I have to be honest: I’d never heard of this book until a month ago when the college that I work for chose it as its common read pick where faculty and students alike are encouraged to read and discuss the book at a later period in the semester. My boss, knowing that I was an avid reading enthusiast, checked the book out, threw it on my desk, and told me to read it and then “report back” all in the hopes of inciting her to read it as well. Here I am, reporting back after visiting the frontlines of devastation, hypocrisy, and prejudice in New Orleans through the eyes of Abuldrahman Zeitoun.

It’s hard to imagine that the current world we live in, in first-world utopia, is distraught with such antediluvian principles of hate and the restriction of basic human rights. After reading Zeitoun, I myself, however, am still flabbergasted. During and after Hurricane Katrina, Abdulrahman Zeitoun, referred to simply by his last name, stays behind in New Orleans to look after his home, business, and several rental properties while the rest of his family, friends and most acquaintances flee. However, in an emergency state, even non-threats are perceived as threats in the midst of reports of looting, raping, and pillaging during and days after the storm. Soon a whirlwind of allegations, accusations, and conflict with authority that Zeitoun, a Middle Eastern American, encounters only exacerbates the damage and torrential legacy of Hurricane Katrina.

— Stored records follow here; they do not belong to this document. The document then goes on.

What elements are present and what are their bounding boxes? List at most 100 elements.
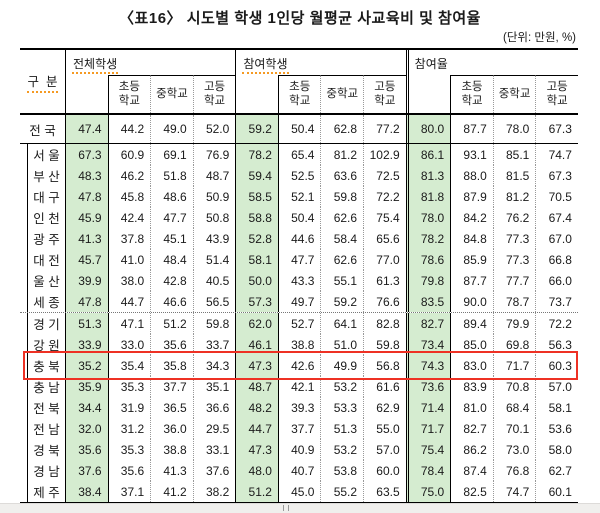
- subcolumn-header: 고등 학교: [192, 75, 236, 113]
- data-cell: 75.0: [405, 481, 452, 502]
- table-header: 구 분 전체학생 초등 학교 중학교 고등 학교 참여학생 초등 학교 중학교 고등 학교 참여…: [20, 50, 578, 115]
- table-row: 전 남 32.0 31.2 36.0 29.5 44.7 37.7 51.3 55.0 71.7 8…: [20, 418, 578, 439]
- data-cell: 46.2: [109, 165, 152, 186]
- data-cell: 77.2: [376, 122, 400, 136]
- data-cell: 43.3: [279, 270, 322, 291]
- data-cell: 73.4: [405, 334, 452, 355]
- data-cell: 38.4: [66, 481, 109, 502]
- horizontal-scrollbar[interactable]: [0, 503, 600, 513]
- data-cell: 89.4: [451, 313, 494, 334]
- data-cell: 45.7: [66, 249, 109, 270]
- data-cell: 72.2: [376, 189, 400, 204]
- data-cell: 73.0: [494, 439, 537, 460]
- data-cell: 79.8: [405, 270, 452, 291]
- data-cell: 52.8: [236, 228, 279, 249]
- data-cell: 81.8: [405, 186, 452, 207]
- data-cell: 33.7: [194, 334, 237, 355]
- data-cell: 71.7: [405, 418, 452, 439]
- data-cell: 90.0: [451, 291, 494, 312]
- row-label-cell: 대 구: [20, 186, 66, 207]
- subcolumn-header: 중학교: [492, 75, 536, 113]
- subcolumn-header: 중학교: [320, 75, 364, 113]
- data-cell: 42.4: [109, 207, 152, 228]
- data-cell: 81.2: [494, 186, 537, 207]
- data-cell: 35.6: [151, 334, 194, 355]
- data-cell: 70.8: [494, 376, 537, 397]
- data-cell: 35.3: [109, 439, 152, 460]
- data-cell: 65.6: [376, 231, 400, 246]
- data-cell: 67.3: [548, 122, 572, 136]
- column-group-header: 전체학생 초등 학교 중학교 고등 학교: [66, 50, 236, 113]
- data-cell: 38.8: [151, 439, 194, 460]
- row-label-cell: 전 국: [20, 115, 66, 143]
- subcolumn-header: 초등 학교: [450, 75, 493, 113]
- data-cell: 78.6: [405, 249, 452, 270]
- data-cell: 31.2: [109, 418, 152, 439]
- data-cell: 72.2: [548, 316, 572, 331]
- data-cell: 50.8: [194, 207, 237, 228]
- data-cell: 52.7: [279, 313, 322, 334]
- row-label-cell: 제 주: [20, 481, 66, 502]
- data-cell: 51.3: [321, 418, 365, 439]
- data-cell: 39.9: [66, 270, 109, 291]
- data-cell: 51.0: [321, 334, 365, 355]
- data-cell: 71.7: [494, 355, 537, 376]
- unit-note: (단위: 만원, %): [503, 32, 576, 44]
- scrollbar-grip[interactable]: [283, 505, 289, 511]
- data-cell: 55.1: [321, 270, 365, 291]
- data-cell: 63.5: [376, 484, 400, 499]
- data-cell: 53.2: [321, 439, 365, 460]
- data-cell: 68.4: [494, 397, 537, 418]
- data-cell: 41.3: [151, 460, 194, 481]
- table-row: 제 주 38.4 37.1 41.2 38.2 51.2 45.0 55.2 63.5 75.0 8…: [20, 481, 578, 502]
- table-row: 충 북 35.2 35.4 35.8 34.3 47.3 42.6 49.9 56.8 74.3 8…: [20, 351, 578, 380]
- data-cell: 75.4: [376, 210, 400, 225]
- data-cell: 76.8: [494, 460, 537, 481]
- data-cell: 77.7: [494, 270, 537, 291]
- data-cell: 47.7: [279, 249, 322, 270]
- data-cell: 53.8: [321, 460, 365, 481]
- row-label-cell: 경 기: [20, 313, 66, 334]
- data-cell: 49.9: [321, 355, 365, 376]
- page-title: 〈표16〉 시도별 학생 1인당 월평균 사교육비 및 참여율: [119, 10, 481, 27]
- data-cell: 77.3: [494, 249, 537, 270]
- subcolumn-header: 초등 학교: [107, 75, 151, 113]
- data-cell: 61.6: [376, 379, 400, 394]
- data-cell: 37.7: [151, 376, 194, 397]
- data-cell: 48.2: [236, 397, 279, 418]
- data-cell: 35.9: [66, 376, 109, 397]
- data-cell: 74.7: [548, 147, 572, 162]
- data-cell: 48.3: [66, 165, 109, 186]
- data-cell: 47.3: [236, 439, 279, 460]
- data-cell: 74.7: [494, 481, 537, 502]
- data-cell: 56.5: [194, 291, 237, 312]
- data-cell: 84.8: [451, 228, 494, 249]
- data-cell: 76.9: [194, 144, 237, 165]
- corner-header-label: 구 분: [26, 71, 59, 93]
- data-cell: 47.4: [66, 115, 109, 143]
- table-row: 광 주 41.3 37.8 45.1 43.9 52.8 44.6 58.4 65.6 78.2 8…: [20, 228, 578, 249]
- data-cell: 77.3: [494, 228, 537, 249]
- data-cell: 67.3: [66, 144, 109, 165]
- data-cell: 36.5: [151, 397, 194, 418]
- data-cell: 29.5: [194, 418, 237, 439]
- row-label: 경 남: [27, 460, 65, 481]
- row-label: 대 구: [27, 186, 65, 207]
- data-cell: 45.9: [66, 207, 109, 228]
- data-cell: 93.1: [451, 144, 494, 165]
- data-cell: 87.7: [451, 270, 494, 291]
- data-cell: 32.0: [66, 418, 109, 439]
- row-label: 전 국: [29, 123, 56, 138]
- subcolumn-header: 중학교: [150, 75, 193, 113]
- data-cell: 76.2: [494, 207, 537, 228]
- data-cell: 41.3: [66, 228, 109, 249]
- row-label: 부 산: [27, 165, 65, 186]
- data-cell: 83.9: [451, 376, 494, 397]
- data-cell: 78.4: [405, 460, 452, 481]
- data-cell: 45.1: [151, 228, 194, 249]
- data-cell: 61.3: [376, 273, 400, 288]
- data-cell: 41.0: [109, 249, 152, 270]
- row-label-cell: 경 남: [20, 460, 66, 481]
- data-cell: 53.6: [548, 421, 572, 436]
- data-cell: 51.2: [151, 313, 194, 334]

One can only hope the love that he and his wife, Kathy, share, separated by a thousand-plus miles, prevails over the injustice of a broken and ill-suited governmental response. Zeitoun is surprisingly captivating and a fairly quick read. But the situations and, more importantly, the settings they occurred in force you to question what era we live in and what principles cannot be cast off even in the epicenter of chaos.